Stoker is a film replete with significance and meaning imposed on the positioning of its characters within the frame. A scene on a winding staircase at around 12 minutes neatly captures the moment when a crucial shift in power between India (Mia Wasikowska) and Uncle Charlie (Matthew Goode) occurs.
Louis Giannetti, in his hardy perennial film studies textbook, Understanding Movies, discussed the idea of ‘intrinsic weighting’ as applied to the motion picture. It’s a notion that’s wedded to the principle of the ‘Golden Section’, that rule of thumb common to theories of composition in the study of paintings which suggests that the balance and ‘rightness’ of a picture’s composition can be calculated through an equation. It may not always be immediately apparent to the viewer, but it’s not uncommon to find directors placing special emphasis on specific areas of the movie screen as a way to convey the often-shifting balance of power between characters.
Hitchcock was certainly noted for doing this; notice for instance where he places Joan Fontaine within the frame in relation to other characters throughout Rebecca (1940). Look especially at the left/right spatial tensions between Bruno (Robert Taylor) and Guy (Farley Granger) in Strangers on a Train (1951) and how at key times in the film they switch sides. Giannetti proposed that there is an inherent tendency for viewers to consider people or objects on the right side of a moving image as possessing the more powerful position. This may have something to do, at least in western cultures, with the tendency to ‘read’ images from left to right whereby eye movement direction effectively deposits focus and thereby emphasis on the right side.
Chan-wook Park’s Stoker, among its many attributes, has a field day with its character positioning. It’s a film that plays out for the most part inside the large Stoker family house and makes exceptional use of inter-related people-placing within interior spaces. At the wake for her recently deceased father, India encounters her uncle, a suspicious ‘relative’ she was previously unaware of. Solitary among the mourners, India sits at the foot of the stairs occupying the bottom right corner of the picture, possessing the balance of power yet simultaneously appearing vulnerable. When Uncle Charlie addresses her he is at the top of the staircase looking down, and in screen position terms he is upper centre-right and looking down to the right, suggesting that he is seeking to encroach into India’s far right portion of the picture.

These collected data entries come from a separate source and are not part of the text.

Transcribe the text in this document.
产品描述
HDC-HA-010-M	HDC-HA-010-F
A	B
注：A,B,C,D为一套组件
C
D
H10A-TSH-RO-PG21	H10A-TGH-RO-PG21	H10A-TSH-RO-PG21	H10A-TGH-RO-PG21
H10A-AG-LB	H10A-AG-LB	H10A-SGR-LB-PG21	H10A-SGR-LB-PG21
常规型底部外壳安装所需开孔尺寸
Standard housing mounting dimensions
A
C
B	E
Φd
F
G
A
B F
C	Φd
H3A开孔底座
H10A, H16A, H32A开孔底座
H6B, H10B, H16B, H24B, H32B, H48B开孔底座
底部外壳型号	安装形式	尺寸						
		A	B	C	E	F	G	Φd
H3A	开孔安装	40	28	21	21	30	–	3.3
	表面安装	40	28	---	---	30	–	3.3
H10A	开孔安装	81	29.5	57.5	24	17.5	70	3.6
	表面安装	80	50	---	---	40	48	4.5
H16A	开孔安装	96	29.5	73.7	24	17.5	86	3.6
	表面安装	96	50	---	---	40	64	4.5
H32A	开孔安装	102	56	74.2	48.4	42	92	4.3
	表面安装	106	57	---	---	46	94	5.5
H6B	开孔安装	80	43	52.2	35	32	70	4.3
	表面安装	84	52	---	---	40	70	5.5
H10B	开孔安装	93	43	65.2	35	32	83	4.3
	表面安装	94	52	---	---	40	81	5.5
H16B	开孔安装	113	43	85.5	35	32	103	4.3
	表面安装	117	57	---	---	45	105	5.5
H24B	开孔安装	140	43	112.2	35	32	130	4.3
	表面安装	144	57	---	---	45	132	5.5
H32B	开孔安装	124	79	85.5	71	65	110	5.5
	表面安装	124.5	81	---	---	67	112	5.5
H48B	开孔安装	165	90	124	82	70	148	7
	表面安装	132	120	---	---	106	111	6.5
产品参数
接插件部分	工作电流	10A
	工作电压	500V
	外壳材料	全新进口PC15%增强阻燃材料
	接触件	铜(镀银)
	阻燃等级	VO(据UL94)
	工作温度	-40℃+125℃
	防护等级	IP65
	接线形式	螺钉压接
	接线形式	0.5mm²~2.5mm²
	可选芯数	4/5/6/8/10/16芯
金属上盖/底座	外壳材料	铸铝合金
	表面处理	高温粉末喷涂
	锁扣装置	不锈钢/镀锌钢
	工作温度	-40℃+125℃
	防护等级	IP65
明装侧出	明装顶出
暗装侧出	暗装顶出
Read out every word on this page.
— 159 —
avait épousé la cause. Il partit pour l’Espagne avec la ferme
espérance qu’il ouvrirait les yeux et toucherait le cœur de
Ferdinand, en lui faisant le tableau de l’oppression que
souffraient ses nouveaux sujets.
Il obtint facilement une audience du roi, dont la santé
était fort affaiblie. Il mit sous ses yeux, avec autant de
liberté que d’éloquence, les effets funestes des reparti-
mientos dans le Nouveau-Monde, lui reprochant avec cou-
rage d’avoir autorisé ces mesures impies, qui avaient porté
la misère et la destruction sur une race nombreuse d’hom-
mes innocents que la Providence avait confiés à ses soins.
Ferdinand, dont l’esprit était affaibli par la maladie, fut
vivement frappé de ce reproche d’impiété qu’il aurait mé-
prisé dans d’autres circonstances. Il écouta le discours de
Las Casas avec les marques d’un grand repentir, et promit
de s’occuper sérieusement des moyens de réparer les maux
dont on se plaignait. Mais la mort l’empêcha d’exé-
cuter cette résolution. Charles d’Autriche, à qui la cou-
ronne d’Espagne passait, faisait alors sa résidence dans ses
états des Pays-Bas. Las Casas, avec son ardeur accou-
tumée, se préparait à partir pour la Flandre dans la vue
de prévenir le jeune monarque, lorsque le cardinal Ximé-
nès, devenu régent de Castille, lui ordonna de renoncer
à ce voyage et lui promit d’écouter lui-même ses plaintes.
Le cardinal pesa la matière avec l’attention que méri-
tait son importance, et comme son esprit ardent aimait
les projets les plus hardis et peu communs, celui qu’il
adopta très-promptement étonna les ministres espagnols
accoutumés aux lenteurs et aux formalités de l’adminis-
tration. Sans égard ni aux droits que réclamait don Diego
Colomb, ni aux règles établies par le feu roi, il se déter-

India ascends subordinately, and after a brief pause when her eyes share the same level as his, Uncle Charlie begins to descend. The long shot of the staircase uses door frame angles and the sweep of the steps to indicate a top left to bottom right direction. The choice of camera angle after the two pass each other ensures that, although his trajectory is now downwards, Uncle Charlie is now firmly on the right yet still occupying the upper portion of the picture, suggesting that in this moment of passage it is suspicious Uncle Charlie who now has the upper hand.